Data from: Circadian mood variations in Twitter content
Dzogang, Fabon; Lightman, Stafford; Cristianini, Nello (2019), Data from: Circadian mood variations in Twitter content, Dryad, Dataset, https://doi.org/10.5061/dryad.f61v3tj
Background: Circadian regulation of sleep, cognition, and metabolic state is driven by a central clock, which is in turn entrained by environmental signals. Understanding the circadian regulation of mood, which is vital for coping with day-to-day needs, requires large datasets and has classically utilised subjective reporting. Methods: In this study, we use a massive dataset of over 800 million Twitter messages collected over 4 years in the United Kingdom. We extract robust signals of the changes that happened during the course of the day in the collective expression of emotions and fatigue.

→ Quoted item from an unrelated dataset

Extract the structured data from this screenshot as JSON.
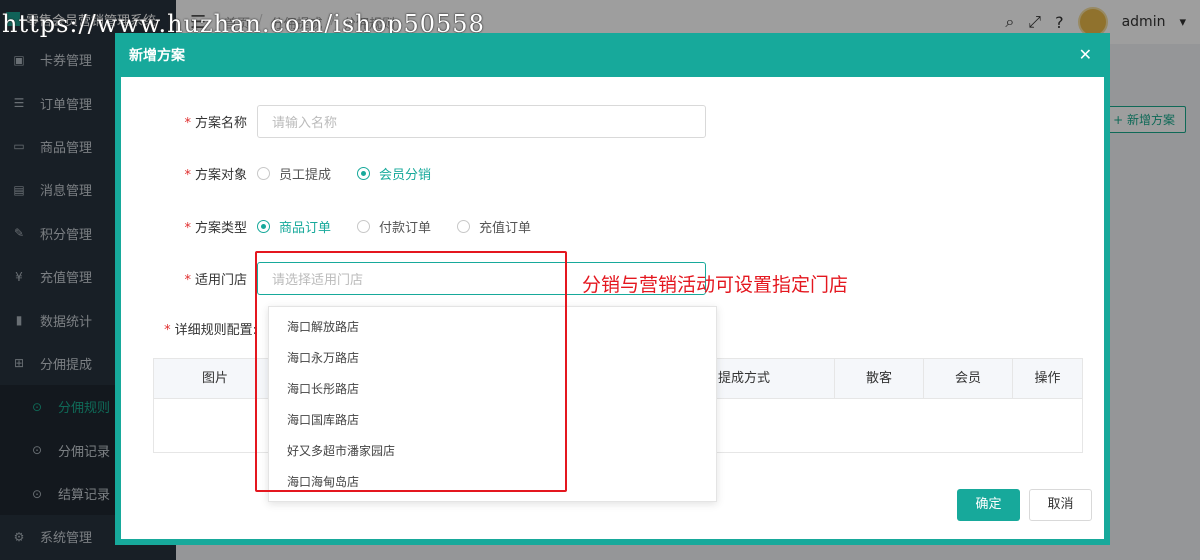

We use methods of statistical analysis and Fourier analysis to identify periodic structures, extrema, change-points, and compare the stability of these events across seasons and weekends. Results: We reveal strong, but different, circadian patterns for positive and negative moods. The cycles of fatigue and anger appear remarkably stable across seasons and weekend/weekday boundaries. Positive mood and sadness interact more in response to these changing conditions. Anger and, to a lower extent, fatigue show a pattern that inversely mirrors the known circadian variation of plasma cortisol concentrations. Most quantities show a strong inflexion in the morning. Conclusion: Since circadian rhythm and sleep disorders have been reported across the whole spectrum of mood disorders, we suggest that analysis of social media could provide a valuable resource to the understanding of mental disorder.